On Monday, Republicans in the U.S. House of Representatives revealed their plan to repeal the Affordable Care Act, aka “Obamacare,” and replace it with a new law that would eliminate many of the ACA’s key elements, including a mandate requiring most Americans to have health insurance as well as the Medicaid expansion that extended coverage to more than 10 million Americans in 31 states.
According to health care leaders on the North Coast, these changes threaten to strip thousands of local residents of their health insurance and increase costs for thousands more.
Late last week, before the Republican plan had been released, Open Door Community Health Centers CEO Dr. Herrmann Spetzler expressed concern about the rhetoric coming out of Washington, D.C.
“There is no less expensive way to provide health care to the uninsured, that I’m aware of, than what the ACA model has right now.” Except, perhaps, a single-payer system, he added. At any rate, he said, “I don’t think you can drop out a mandate that everybody participate and [still] guarantee everybody access to insurance.”
The Republican plan announced Monday would replace the mandate with a system of age-based tax credits for people purchasing insurance on the open market. It would also scrap the requirement for larger employers to offer coverage to full-time employees and strip federal funding from Planned Parenthood clinics. This despite the fact that federal dollars are already prevented from paying for abortions except in cases of rape or incest, or when the life of the mother is endangered. (Congressman Jared Huffman addressed some of the misconceptions about the organization in his latest podcast episode.)
Addendum: It should be noted that while the Republican bill would not penalize people who don’t purchase insurance, it would levy fines on those who allow their coverage to lapse. “Insurers could increase their premiums by 30 percent,” the New York Times notes, “and in that sense, Republicans would replace a penalty for not having insurance with a new penalty for allowing insurance to lapse.”
Since the ACA took full effect in California in 2014, nearly 19,000 Humboldt County residents have obtained coverage through Medi-Cal, the state’s Medicaid program, and another 5,570 residents have received subsidized coverage through Covered California, the state’s ACA insurance exchange.
In Humboldt and Mendocino counties, 13.9 percent of the adult population receives health care coverage thanks to the Medicaid expansion, a higher rate than in any other county in the state, where the average is 9.4 percent. Under the Republican proposal put forth this week, many of these locals stand to see reduced federal payments through Medi-Cal, or to lose their insurance altogether.
The ACA has had a dramatic impact on the nonprofit Open Door organization, which has expanded to include 14 access points, from Crescent City to Petrolia. Last year Open Door had roughly 250,000 patient visits from about 55,000 unique individuals, Spetzler said, and Obamacare provided coverage for a huge portion of those visits.
“We used to have 40 percent of our patients had no health care insurance access,” Spetzler said. “Now we have six percent.” All told, 54 percent of Open Door’s patients receive coverage through the ACA.
St. Joseph Hospital President Dr. David O’Brien said the ACA has helped Humboldt County move toward a “population health” model, offering more preventative care — and higher-quality care — as opposed to emergency room visits from people who avoided doctors until their conditions became an emergency.
“The ACA has done some good things for our country and for our patients by expanding the access for a lot of people who had no access to health care,” O’Brien said. “I think everybody has benefited from it, because patients are getting care now when they weren’t getting care before.”

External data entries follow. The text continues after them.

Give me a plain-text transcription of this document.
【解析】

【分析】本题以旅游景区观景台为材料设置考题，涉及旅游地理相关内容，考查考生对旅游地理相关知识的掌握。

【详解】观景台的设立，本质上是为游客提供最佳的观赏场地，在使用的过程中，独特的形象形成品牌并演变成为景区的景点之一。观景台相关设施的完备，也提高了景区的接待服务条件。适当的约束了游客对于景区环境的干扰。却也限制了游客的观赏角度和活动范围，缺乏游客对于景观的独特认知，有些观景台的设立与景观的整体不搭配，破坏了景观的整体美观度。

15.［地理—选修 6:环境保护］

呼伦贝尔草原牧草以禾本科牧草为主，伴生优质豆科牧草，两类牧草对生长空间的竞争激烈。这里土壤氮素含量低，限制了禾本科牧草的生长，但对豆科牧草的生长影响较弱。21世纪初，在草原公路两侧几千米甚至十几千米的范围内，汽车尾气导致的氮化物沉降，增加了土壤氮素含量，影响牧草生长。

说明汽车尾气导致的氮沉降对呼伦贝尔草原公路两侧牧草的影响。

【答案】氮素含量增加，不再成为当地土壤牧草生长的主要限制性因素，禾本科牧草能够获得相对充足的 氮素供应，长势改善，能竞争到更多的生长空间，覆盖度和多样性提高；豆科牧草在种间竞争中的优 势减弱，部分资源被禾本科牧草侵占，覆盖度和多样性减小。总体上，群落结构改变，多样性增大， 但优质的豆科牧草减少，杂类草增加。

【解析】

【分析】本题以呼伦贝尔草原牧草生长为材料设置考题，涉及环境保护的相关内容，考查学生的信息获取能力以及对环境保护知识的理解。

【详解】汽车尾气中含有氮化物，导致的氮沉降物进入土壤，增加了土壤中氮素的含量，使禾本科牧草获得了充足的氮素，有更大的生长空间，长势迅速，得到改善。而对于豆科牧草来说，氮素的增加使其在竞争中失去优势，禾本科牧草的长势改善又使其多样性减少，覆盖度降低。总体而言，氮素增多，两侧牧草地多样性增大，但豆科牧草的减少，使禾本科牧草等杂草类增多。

Between 2013 and 2015 the number of uninsured adults in Humboldt County was cut by more than half, from 23,000 to 11,000, according to a report by the U.C. Berkeley Center for Labor Research and Education and the UCLA Center for Health Policy Research.
The Republican bill does retain some popular Obamacare provisions, including, as the New York Times reports, “the prohibition on denying coverage to people with pre-existing conditions, the ban on lifetime coverage caps and the rule allowing young people to remain on their parents’ health plans until age 26.”
But Republicans hope to repeal the income-based tax credits that have helped nearly 6,000 Humboldt County residents get insurance through Covered California. They also want to undo the law’s taxes on those with high incomes and the penalty for not having insurance.
O’Brien said repealing the insurance mandate could cause problems. “If insurance companies are only insuring people with medical problems … then the insurance model falls apart,” he said. “You need to have a broad base of patients to spread that risk out.”
Spetzler agreed, noting that Open Door offers care people “absolutely need,” people throughout Humboldt and Del Norte counties and beyond, into Brookings and parts of Mendocino, Trinity and even Siskiyou counties.
“Preventing that access for those populations is not good health care delivery, and it’s also not good economics,” Spetzler said. “Because if you have some kind of a condition that we can take care of for you but we’re not available then it will happen in the emergency room at many times the expense.”
The Republican bill will next be considered by two House committees in hopes of sending it to the Senate before the April 7 spring break. Its outcome there remains uncertain, according to numerous news sources, with Democrats and some Republicans expressing concerns. President Donald Trump has expressed support for the bill.